Le lendemain, mon premier besoin, en me levant, a été de le voir. Hélas ! c’était pour la dernière fois que j’entrais dans ce cabinet, que je le voyais, que je recevais les témoignages de sa bonté ! J’étais bien attristée. Je m’étais habillée de bonne heure, parce que nous allions dîner dans le voisinage. J’ai su trop tard qu’il aimait à voir les femmes parées, car j’avoue que j’aurais employé, auprès de lui, ce moyen de lui plaire. Dès que j’ai paru : « Quelle est, s’est-il écrié, cette dame si belle, si brillante, qui entre là ? — C’est moi, monsieur ; » et j’ai couru lui baiser les mains. « Mon Dieu, que vous êtes aimable ! J’ai écrit à M. Suard que j’étais amoureux de vous. — Oh ! monsieur, de toutes vos bontés, c’est celle dont je suis le plus flattée, car c’est celle qui le touchera davantage ! — Vous avez couché au-dessus de mon cabinet. — Oui, monsieur ; cette idée me rendait aussi fière qu’heureuse, et me laissera de bien aimables souvenirs. »

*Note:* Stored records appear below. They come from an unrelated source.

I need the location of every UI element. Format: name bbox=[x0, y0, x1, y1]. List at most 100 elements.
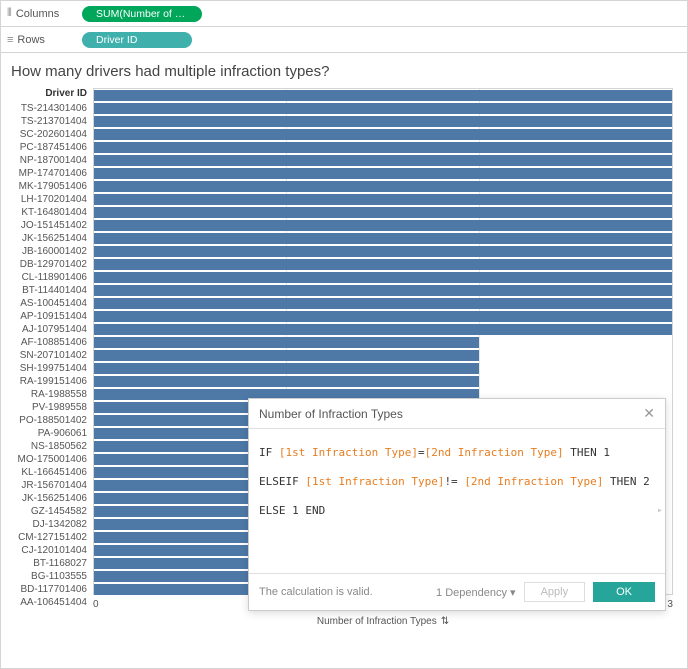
bar-row bbox=[94, 89, 672, 102]
bar[interactable] bbox=[94, 168, 672, 179]
bar[interactable] bbox=[94, 324, 672, 335]
y-tick-label: KT-164801404 bbox=[1, 206, 93, 219]
y-tick-label: TS-214301406 bbox=[1, 102, 93, 115]
bar-row bbox=[94, 102, 672, 115]
y-tick-label: CL-118901406 bbox=[1, 271, 93, 284]
bar-row bbox=[94, 115, 672, 128]
y-tick-label: NS-1850562 bbox=[1, 440, 93, 453]
y-tick-label: AJ-107951404 bbox=[1, 323, 93, 336]
bar[interactable] bbox=[94, 103, 672, 114]
y-tick-label: MK-179051406 bbox=[1, 180, 93, 193]
y-tick-label: SC-202601404 bbox=[1, 128, 93, 141]
x-axis-label: Number of Infraction Types bbox=[317, 616, 437, 627]
bar[interactable] bbox=[94, 298, 672, 309]
bar[interactable] bbox=[94, 116, 672, 127]
bar-row bbox=[94, 154, 672, 167]
sort-icon[interactable]: ⇅ bbox=[441, 616, 449, 627]
dialog-header[interactable]: Number of Infraction Types ✕ bbox=[249, 399, 665, 429]
rows-shelf[interactable]: ≡ Rows Driver ID bbox=[1, 27, 687, 53]
code-keyword: IF bbox=[259, 446, 279, 459]
ok-button[interactable]: OK bbox=[593, 582, 655, 602]
y-tick-label: GZ-1454582 bbox=[1, 505, 93, 518]
bar-row bbox=[94, 141, 672, 154]
y-tick-label: CM-127151402 bbox=[1, 531, 93, 544]
code-keyword: ELSEIF bbox=[259, 475, 305, 488]
y-tick-label: AP-109151404 bbox=[1, 310, 93, 323]
bar-row bbox=[94, 258, 672, 271]
y-tick-label: SH-199751404 bbox=[1, 362, 93, 375]
bar-row bbox=[94, 349, 672, 362]
code-op: != bbox=[444, 475, 464, 488]
bar[interactable] bbox=[94, 311, 672, 322]
apply-button[interactable]: Apply bbox=[524, 582, 586, 602]
code-field: [2nd Infraction Type] bbox=[425, 446, 564, 459]
y-tick-label: AA-106451404 bbox=[1, 596, 93, 609]
bar[interactable] bbox=[94, 90, 672, 101]
code-keyword: ELSE 1 END bbox=[259, 504, 325, 517]
bar[interactable] bbox=[94, 155, 672, 166]
y-tick-label: KL-166451406 bbox=[1, 466, 93, 479]
bar-row bbox=[94, 128, 672, 141]
columns-text: Columns bbox=[16, 8, 59, 20]
y-tick-label: AS-100451404 bbox=[1, 297, 93, 310]
y-tick-label: AF-108851406 bbox=[1, 336, 93, 349]
y-tick-label: PV-1989558 bbox=[1, 401, 93, 414]
bar[interactable] bbox=[94, 233, 672, 244]
y-axis: Driver ID TS-214301406TS-213701404SC-202… bbox=[1, 88, 93, 627]
bar[interactable] bbox=[94, 220, 672, 231]
close-icon[interactable]: ✕ bbox=[643, 405, 655, 422]
y-tick-label: PO-188501402 bbox=[1, 414, 93, 427]
code-op: = bbox=[418, 446, 425, 459]
chevron-down-icon: ▾ bbox=[510, 587, 516, 599]
bar[interactable] bbox=[94, 181, 672, 192]
bar[interactable] bbox=[94, 272, 672, 283]
bar-row bbox=[94, 193, 672, 206]
rows-shelf-label: ≡ Rows bbox=[7, 34, 82, 46]
bar-row bbox=[94, 375, 672, 388]
calculation-editor-dialog[interactable]: Number of Infraction Types ✕ IF [1st Inf… bbox=[248, 398, 666, 611]
y-tick-label: BT-114401404 bbox=[1, 284, 93, 297]
bar[interactable] bbox=[94, 259, 672, 270]
x-tick: 3 bbox=[667, 599, 673, 610]
bar[interactable] bbox=[94, 376, 479, 387]
calculation-code-area[interactable]: IF [1st Infraction Type]=[2nd Infraction… bbox=[249, 429, 665, 573]
columns-pill[interactable]: SUM(Number of Infr... bbox=[82, 6, 202, 22]
y-tick-label: JR-156701404 bbox=[1, 479, 93, 492]
validation-message: The calculation is valid. bbox=[259, 586, 373, 598]
y-tick-label: JO-151451402 bbox=[1, 219, 93, 232]
dialog-footer: The calculation is valid. 1 Dependency ▾… bbox=[249, 573, 665, 610]
y-tick-label: DJ-1342082 bbox=[1, 518, 93, 531]
bar-row bbox=[94, 297, 672, 310]
bar[interactable] bbox=[94, 194, 672, 205]
bar-row bbox=[94, 284, 672, 297]
resize-handle-icon[interactable]: ▸ bbox=[657, 501, 663, 520]
bar-row bbox=[94, 323, 672, 336]
y-tick-label: TS-213701404 bbox=[1, 115, 93, 128]
bar[interactable] bbox=[94, 129, 672, 140]
y-tick-label: RA-1988558 bbox=[1, 388, 93, 401]
y-tick-label: PC-187451406 bbox=[1, 141, 93, 154]
bar-row bbox=[94, 336, 672, 349]
bar[interactable] bbox=[94, 207, 672, 218]
y-tick-label: BG-1103555 bbox=[1, 570, 93, 583]
code-field: [1st Infraction Type] bbox=[279, 446, 418, 459]
viz-title: How many drivers had multiple infraction… bbox=[1, 53, 687, 84]
bar[interactable] bbox=[94, 246, 672, 257]
x-tick: 0 bbox=[93, 599, 99, 610]
bar-row bbox=[94, 206, 672, 219]
columns-icon: ⦀ bbox=[7, 7, 12, 20]
bar[interactable] bbox=[94, 363, 479, 374]
y-tick-label: LH-170201404 bbox=[1, 193, 93, 206]
bar-row bbox=[94, 180, 672, 193]
bar[interactable] bbox=[94, 350, 479, 361]
rows-pill[interactable]: Driver ID bbox=[82, 32, 192, 48]
bar[interactable] bbox=[94, 142, 672, 153]
dependency-dropdown[interactable]: 1 Dependency ▾ bbox=[436, 586, 516, 599]
bar-row bbox=[94, 219, 672, 232]
columns-shelf[interactable]: ⦀ Columns SUM(Number of Infr... bbox=[1, 1, 687, 27]
y-tick-label: RA-199151406 bbox=[1, 375, 93, 388]
y-tick-label: JK-156251406 bbox=[1, 492, 93, 505]
dependency-label: 1 Dependency bbox=[436, 587, 507, 599]
bar[interactable] bbox=[94, 285, 672, 296]
bar[interactable] bbox=[94, 337, 479, 348]
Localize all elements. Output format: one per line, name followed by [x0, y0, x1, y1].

Comme il y avait beaucoup de monde dans son cabinet, il en fut bientôt fatigué, et je le vis se renverser sur son oreiller, les yeux fermés et soufflant. Je dis sur-le-champ qu’il fallait le laisser au repos dont il avait besoin. Ces mots parurent lui rendre la vie. Il me jeta un regard rempli d’une tendresse reconnaissante ; je l’ai pressé bien tendrement contre mon sein. « Vous m’avez trouvé mourant, me dit-il ; mais mon cœur vivra toujours pour vous. » Mes larmes ont coulé en abondance en quittant sa maison, où je ne le verrai jamais, quoiqu’il m’ait bien pressée de revenir cet automne avec vous, mon cher Condorcet et M. d’Alembert[2].

  1. Antoine-Louis Séguier (1726-1792), avocat général au parlement de Paris, qui venait de se signaler, en 1770, par son réquisitoire contre l’Encyclopédie. Il visita Ferney en septembre 1770.
  2. La huitième et dernière lettre de Mme  Suard, et la réponse que lui fit Voltaire, sont dans la Correspondance, nos 9415 et 9416.